Lecture 07 Notes
Occam’s razor is often mentioned as a recommendation to select the simplest explanation of some process. Usually however, there isn’t a set of comparably accurate models where one is more complicated than the other. Instead, the trade off is between simplicity and accuracy.
Problems of prediction:
- What function describes these points? (fitting a line)
- What function explains these points? (causal inference)
- What would happen if we changed a point’s mass? (intervention)
- What is the next observation from the same process? (prediction without intervention)

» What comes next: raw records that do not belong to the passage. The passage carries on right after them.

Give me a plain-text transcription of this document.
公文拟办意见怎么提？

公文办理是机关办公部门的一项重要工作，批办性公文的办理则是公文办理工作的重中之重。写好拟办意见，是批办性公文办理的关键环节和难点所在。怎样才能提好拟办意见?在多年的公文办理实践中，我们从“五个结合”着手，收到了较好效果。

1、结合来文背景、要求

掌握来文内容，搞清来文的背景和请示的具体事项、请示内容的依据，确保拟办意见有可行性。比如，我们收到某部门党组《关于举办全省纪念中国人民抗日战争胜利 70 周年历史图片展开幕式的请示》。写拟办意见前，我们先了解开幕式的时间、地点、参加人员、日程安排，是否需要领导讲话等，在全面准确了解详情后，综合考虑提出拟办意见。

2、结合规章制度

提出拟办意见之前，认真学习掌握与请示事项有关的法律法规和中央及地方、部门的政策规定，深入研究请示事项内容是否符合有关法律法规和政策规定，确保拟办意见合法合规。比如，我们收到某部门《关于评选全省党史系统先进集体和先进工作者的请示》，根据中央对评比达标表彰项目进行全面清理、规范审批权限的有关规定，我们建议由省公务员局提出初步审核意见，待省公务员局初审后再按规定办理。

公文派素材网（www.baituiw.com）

Leave-one-out cross-validation
In sample error: error within the sample
Out of sample error: error with one point dropped (repeated for all points and aggregated)
For simple models, as model complexity increases, in sample error decreases and out of sample error increases. This is the concept of overfitting. In models with hyper parameters, this relationship is not necessarily true.
Regularization
Not every feature in a data set is regular (representative of the long running generative process).

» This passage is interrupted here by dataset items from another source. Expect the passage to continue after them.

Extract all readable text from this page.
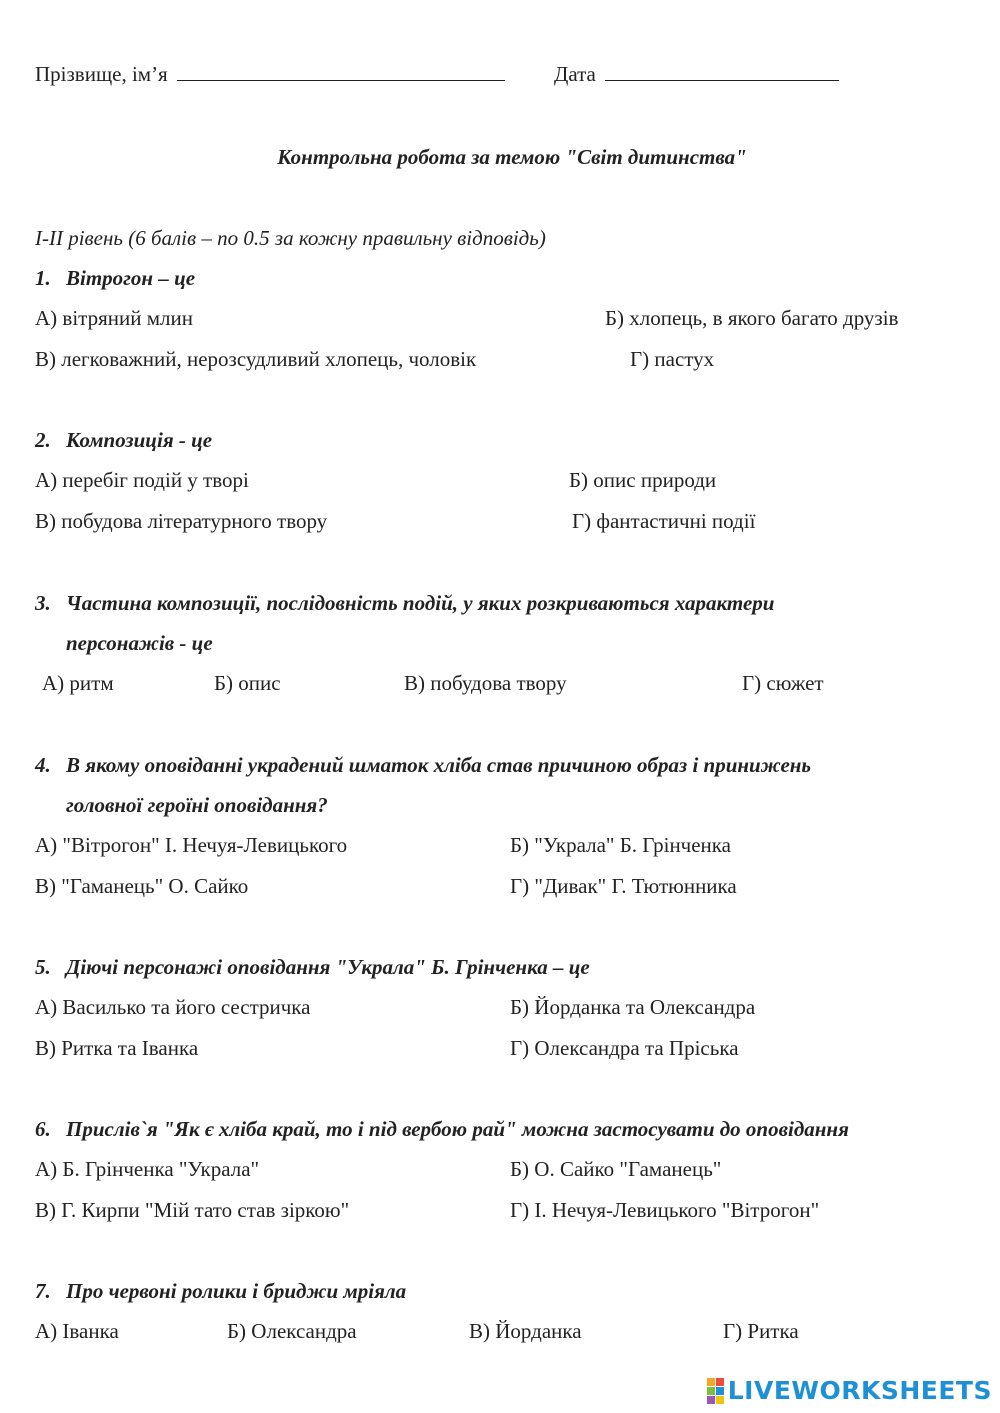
Прізвище, ім’я	Дата
Контрольна робота за темою "Світ дитинства"
І-ІІ рівень (6 балів – по 0.5 за кожну правильну відповідь)
1. Вітрогон – це
А) вітряний млин	Б) хлопець, в якого багато друзів
В) легковажний, нерозсудливий хлопець, чоловік	Г) пастух
2. Композиція - це
А) перебіг подій у творі	Б) опис природи
В) побудова літературного твору	Г) фантастичні події
3. Частина композиції, послідовність подій, у яких розкриваються характери
персонажів - це
А) ритм	Б) опис	В) побудова твору	Г) сюжет
4. В якому оповіданні украдений шматок хліба став причиною образ і принижень
головної героїні оповідання?
А) "Вітрогон" І. Нечуя-Левицького	Б) "Украла" Б. Грінченка
В) "Гаманець" О. Сайко	Г) "Дивак" Г. Тютюнника
5. Діючі персонажі оповідання "Украла" Б. Грінченка – це
А) Василько та його сестричка	Б) Йорданка та Олександра
В) Ритка та Іванка	Г) Олександра та Пріська
6. Прислів`я "Як є хліба край, то і під вербою рай" можна застосувати до оповідання
А) Б. Грінченка "Украла"	Б) О. Сайко "Гаманець"
В) Г. Кирпи "Мій тато став зіркою"	Г) І. Нечуя-Левицького "Вітрогон"
7. Про червоні ролики і бриджи мріяла
А) Іванка	Б) Олександра	В) Йорданка	Г) Ритка
LIVEWORKSHEETS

Regularization for Bayesian models is controlled by using more skeptical priors. (And see hyper parameters in multilevel models)
Regularization increases in sample error and decreases out of sample error
Priors that are too skeptical are a risk when the sample size is small
Overfitting
PSIS and WAIC measure overfitting
Regularization manages overfitting
Never use PSIS, WAIC for causal inference
PSIS/WAIC and regularization also help understanding model fit in the context of finite data
Recall that DAGs don’t consider sample size limitations related to estimators
Confounds, colliders, conditioning on post-treatment variables are preferred by PSIS/WAIC
Outliers
Outliers usually observed in the tails of predictive distributions
Outliers are points that are more influential than others
A direct measure of outliers in the PSIS K-value or WAIC penalty (no need to guess)
Don’t drop information in outliers, use a better model that is more appropriate for modeling with outliers. This is often a mixture model, eg. the Student-t distribution which is a mixture of Gaussian distributions with same mean, but different variation.